Currently, Professor Armstrong is involved in a project using existing data sets collected over the past 25 years for native birds reintroduced to different parts of New Zealand. The data set includes six reintroduced populations of hihi (stitchbird) that were moved from a population on Hauturu Little Barrier Island, as well as populations of toutouwai (North Island robin). ‘For all the reintroduced populations we’ve got really good data and models in place now. We can use those to say how much of that intensive data collection is really useful. It comes down to the value of information, of how much you’re going to learn from something and whether it’s worthwhile doing it. We’re in a powerful position because we’ve already done all this intensive data collection and we can compare what happens if we make an inference with all the data and a really complex model versus if we cut it back and say, “Well, what if we’d only done this?”’

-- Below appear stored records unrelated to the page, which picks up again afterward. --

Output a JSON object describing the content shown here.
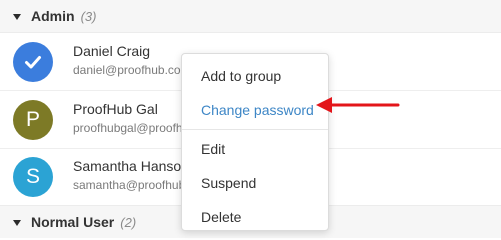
{
  "groups": [
    {
      "name": "Admin",
      "count": "(3)"
    },
    {
      "name": "Normal User",
      "count": "(2)"
    }
  ],
  "users": [
    {
      "name": "Daniel Craig",
      "email": "daniel@proofhub.com",
      "avatar_letter": "",
      "avatar_color": "#3b7ddd",
      "avatar_icon": "checkmark-icon"
    },
    {
      "name": "ProofHub Gal",
      "email": "proofhubgal@proofhub.com",
      "avatar_letter": "P",
      "avatar_color": "#7d7a26"
    },
    {
      "name": "Samantha Hanson",
      "email": "samantha@proofhub.com",
      "avatar_letter": "S",
      "avatar_color": "#2ba3d4"
    }
  ],
  "menu": {
    "items": [
      {
        "label": "Add to group"
      },
      {
        "label": "Change password",
        "highlighted": true
      },
      {
        "label": "Edit"
      },
      {
        "label": "Suspend"
      },
      {
        "label": "Delete"
      }
    ],
    "highlight_color": "#3d86c6"
  },
  "annotation": {
    "arrow_color": "#e3151a",
    "icon": "red-arrow-icon"
  }
}
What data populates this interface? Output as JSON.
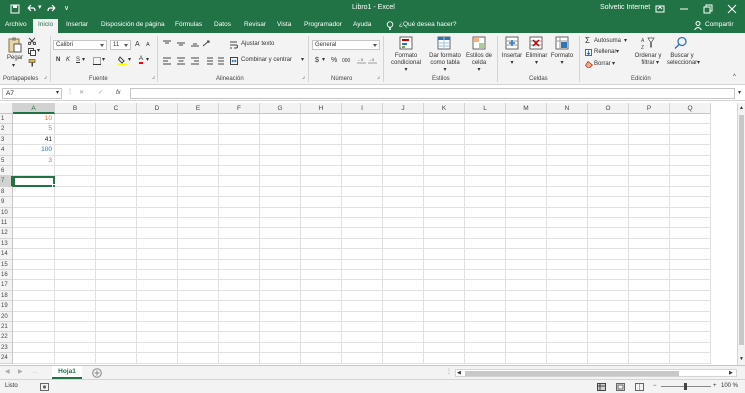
{
  "window": {
    "title": "Libro1 - Excel",
    "user": "Solvetic Internet"
  },
  "quick_access": {
    "customize_label": "∨"
  },
  "tabs": [
    "Archivo",
    "Inicio",
    "Insertar",
    "Disposición de página",
    "Fórmulas",
    "Datos",
    "Revisar",
    "Vista",
    "Programador",
    "Ayuda"
  ],
  "tell_me": "¿Qué desea hacer?",
  "share": "Compartir",
  "ribbon": {
    "portapapeles": {
      "group": "Portapapeles",
      "paste": "Pegar"
    },
    "fuente": {
      "group": "Fuente",
      "font_name": "Calibri",
      "font_size": "11",
      "bold": "N",
      "italic": "K",
      "underline": "S",
      "font_color_letter": "A",
      "grow_letter": "A",
      "shrink_letter": "A"
    },
    "alineacion": {
      "group": "Alineación",
      "wrap": "Ajustar texto",
      "merge": "Combinar y centrar"
    },
    "numero": {
      "group": "Número",
      "format": "General",
      "currency": "$",
      "percent": "%",
      "thousands": "000"
    },
    "estilos": {
      "group": "Estilos",
      "cond_1": "Formato",
      "cond_2": "condicional",
      "table_1": "Dar formato",
      "table_2": "como tabla",
      "cell_1": "Estilos de",
      "cell_2": "celda"
    },
    "celdas": {
      "group": "Celdas",
      "insert": "Insertar",
      "delete": "Eliminar",
      "format": "Formato"
    },
    "edicion": {
      "group": "Edición",
      "autosum": "Autosuma",
      "fill": "Rellenar",
      "clear": "Borrar",
      "sort_1": "Ordenar y",
      "sort_2": "filtrar",
      "find_1": "Buscar y",
      "find_2": "seleccionar"
    }
  },
  "formula_bar": {
    "name_box": "A7",
    "cancel": "✕",
    "enter": "✓",
    "fx": "fx",
    "value": ""
  },
  "columns": [
    "A",
    "B",
    "C",
    "D",
    "E",
    "F",
    "G",
    "H",
    "I",
    "J",
    "K",
    "L",
    "M",
    "N",
    "O",
    "P",
    "Q"
  ],
  "rows": [
    "1",
    "2",
    "3",
    "4",
    "5",
    "6",
    "7",
    "8",
    "9",
    "10",
    "11",
    "12",
    "13",
    "14",
    "15",
    "16",
    "17",
    "18",
    "19",
    "20",
    "21",
    "22",
    "23",
    "24"
  ],
  "cells": [
    {
      "ref": "A1",
      "value": "10",
      "color": "#e07030"
    },
    {
      "ref": "A2",
      "value": "5",
      "color": "#e07030"
    },
    {
      "ref": "A3",
      "value": "41",
      "color": "#222222"
    },
    {
      "ref": "A4",
      "value": "100",
      "color": "#2e75b6"
    },
    {
      "ref": "A5",
      "value": "3",
      "color": "#e07030"
    }
  ],
  "active_cell": "A7",
  "sheets": [
    "Hoja1"
  ],
  "status": {
    "ready": "Listo",
    "zoom": "100 %"
  },
  "colors": {
    "accent": "#217346"
  }
}
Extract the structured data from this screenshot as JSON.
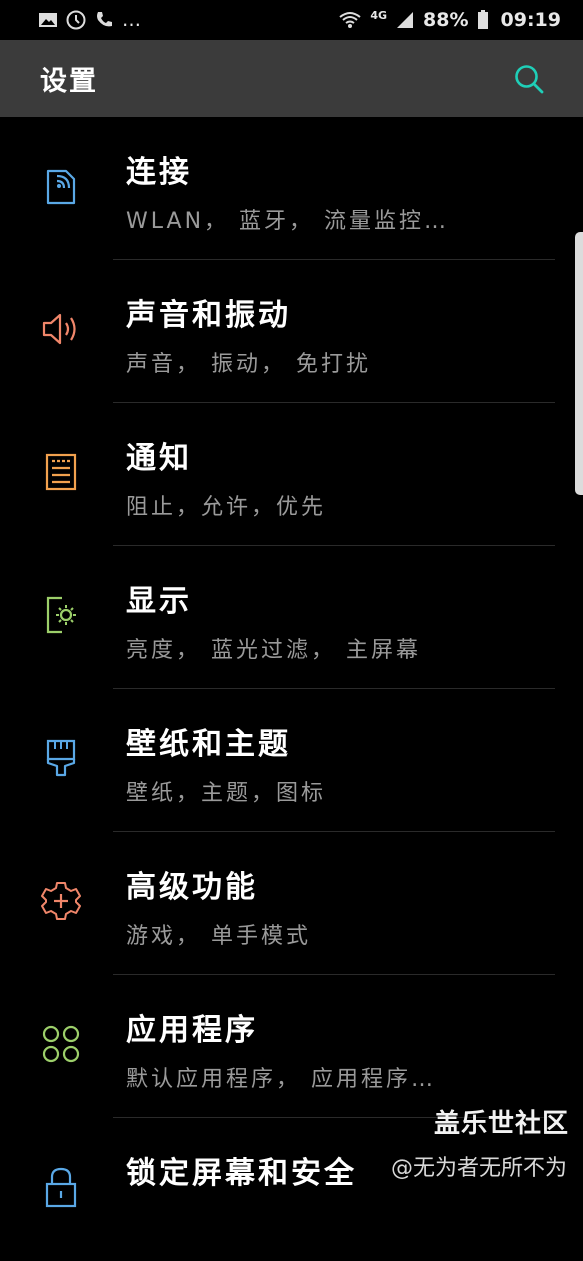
{
  "status_bar": {
    "left_icons": [
      "image-icon",
      "clock-icon",
      "phone-signal-icon"
    ],
    "more": "…",
    "network": "4G",
    "battery": "88%",
    "time": "09:19"
  },
  "header": {
    "title": "设置",
    "search_icon": "search-icon"
  },
  "colors": {
    "accent": "#1fcfb8",
    "connections": "#5aa8e6",
    "sound": "#f0866a",
    "notifications": "#f2a14e",
    "display": "#9ccf6a",
    "wallpaper": "#5aa8e6",
    "advanced": "#f0866a",
    "apps": "#9ccf6a",
    "lock": "#5aa8e6"
  },
  "settings": {
    "items": [
      {
        "title": "连接",
        "subtitle": "WLAN， 蓝牙， 流量监控…",
        "icon": "connections-icon"
      },
      {
        "title": "声音和振动",
        "subtitle": "声音， 振动， 免打扰",
        "icon": "speaker-icon"
      },
      {
        "title": "通知",
        "subtitle": "阻止，允许，优先",
        "icon": "notifications-icon"
      },
      {
        "title": "显示",
        "subtitle": "亮度， 蓝光过滤， 主屏幕",
        "icon": "display-icon"
      },
      {
        "title": "壁纸和主题",
        "subtitle": "壁纸，主题，图标",
        "icon": "paintbrush-icon"
      },
      {
        "title": "高级功能",
        "subtitle": "游戏， 单手模式",
        "icon": "gear-plus-icon"
      },
      {
        "title": "应用程序",
        "subtitle": "默认应用程序， 应用程序…",
        "icon": "apps-grid-icon"
      },
      {
        "title": "锁定屏幕和安全",
        "subtitle": "",
        "icon": "lock-icon"
      }
    ]
  },
  "watermark": {
    "brand": "盖乐世社区",
    "user": "@无为者无所不为"
  }
}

The work has involved some creative modelling and data-use choices. ‘We’ve invented a slightly new approach. You get survival data for individuals and reproductive histories of certain pairs, and there’s always a level of imperfection to that data. You also have animals turning up that you don’t know where they came from. Depending on the level of intensity of the monitoring, either that can be very few, as you are pretty much monitoring everything, or it can be quite a lot coming out of nowhere. We’ve developed a mathematical approach for making sense of these different types of data. The other thing we’ve done is look at the consequences of inbreeding, because that’s another thing that you get from these very detailed, long-term histories. The reason we’re looking at it is it’s a source of individual variation, and can also lead to inbreeding depression, which means a lower expected survival time or fewer babies being produced because the parents are more inbred.’

Although the project is still in the early stages, results so far suggest that overall, for larger populations, inferences can be made from smaller amounts of data and simpler models that are almost as valuable as more intense data sets. ‘Some of the really detailed modelling approaches only become relevant for quite small populations,’ said Professor Armstrong. 

These insights will be particularly useful when working in some of the more challenging conservation situations. ‘We’ve had the luxury in some of our monitoring where we have been dealing with situations that are by international standards reasonably easy; species that are fairly straightforward to monitor, and places that don’t cost a lot to get to. Many overseas interns have given their time, and we’ve been able to collect long-term data on the cheap. Other people are saying that’s just impossible for them because it would cost a fortune, so it’s a question of what is the most important information that they need.’